# Hydraulic vs Spring assist



## Tadd (Mar 1, 2019)

I am looking to upgrade my X300. I run a blade on the front for snow removal and other miscellaneous dirt work. The lifting over and over this winter is taking a toll on my knee. There is no lift assist on the older model and I have at time spent near an hour just to get the sidewalk cleared. I know a blower would fix it but there a many other uses for a blade. My question is how effective is the lift assist spring? How much weight is removed from the lever? How easy is it to operate the attachments with it? My only concern with the hydraulic is that I may loose the instant reaction time you get when pushing up piles and lifting the blade quickly. I may end up with both a blade and a blower but need to decide if I am going with a x350 or x370. The x390 may get a little steep in price but could be another option.


----------



## RC Wells (Dec 26, 2008)

To assist you in the tractor sizing decision you need to compare the maximum torque the lawn tractor is capable of transmitting through the transaxle. For instance if the tractor is equipped with the Kanzaki K-46 transaxle it is roughly capable of exerting total torque load of approximately 170 lb. Which means the transaxle is only capable of pushing a total of 170 lb of weight before something breaks. This includes the inertia it must overcome to move the weight of the tractor and the operator, plus whatever weight is in amount of snow you intend to push. 
It is a fairly complex process for engineers to sort relative to each tractor. Your dealer can assist you in determining the loading capacity of the tractor based on the size blade, tractor size, your size, expected weight of the snow, etc. That will get you to the ideal tractor.

As for the spring assist versus hydraulic lift, that will be included in the documentation that comes with the blade. Usually hydraulic assist is significantly more powerful than the spring assisted units, so it will likely be a matter of how much force you wish to exert to accomplish the task. Spring assist is all we had for years, and as long as one is not pushing a load when trying to raise the blade it works quite well. Lifting and pushing at the same time is not usually advisable, too much force on the linkage and operator control.
On the higher end of the scale, JD 390 with Kansaki K-58 transaxle, you are looking at at approximately 217 ft lb. of torque before something breaks. Winter use generally means the drive tires are chained, and exerting greater stress in the transaxle than operating where the wheels lose traction and spin as the tractor nears its maximum limit.
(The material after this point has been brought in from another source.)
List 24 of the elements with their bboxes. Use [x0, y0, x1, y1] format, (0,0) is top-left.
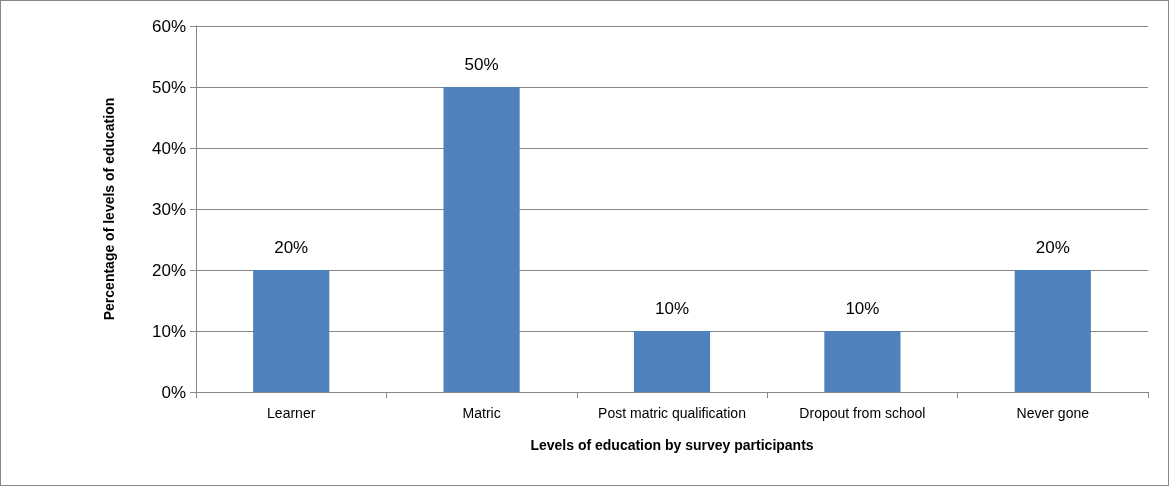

The reason I posted this response is that you need to have this discussion with your lawn tractor dealer so you do not seriously under-size for your need, then end up less than pleased.
My experience is that for blade work you want a compact or sub-compact tractor engineered for the stress and loading required. A lawn tractor will handle a reasonably decent sized snow blower that can throw snow that is quite deep, but be a total disaster on more than four inches of snow when trying to push a blade. The reason being there is a lot less force on the transaxle required to cut the small amounts of snow the blower handles as it eats through, than is required to push even a small amount of snow that piles and offers increasing resistance as it pushes the blade.


----------



## Tadd (Mar 1, 2019)

My question is less about what size of unit and more about hydraulic vs lift 
assist. I have been pushing snow for about 15 years with my x300 and blade. If the snow is deep you can not push a full load but rather half the width. There is just not enough power and weight. I did not go blower because we typically only get about 30-35 inches of snow each season. This year is the exception we are close to the record in the area at about 45 (50 is the record). With that said the dealer said they have an add on sift spring they do not sell the manual lifts without if your going to put an attachment on it. They did not have one there so I am trying to understand how much of the lift load does it relieve weather it is a blade or a blower? I do not have a giant yard so a 300 series is plenty for 9 months. From there I am looking at Hydraulic lift vs manual lift. 

https://www.johndeerestore.com/jdb2...Select-Series-Riding-Lawn-Tractors/p/BM25887#


----------



## Tadd (Mar 1, 2019)

Anyone have experience comparing with or without a spring kit?


----------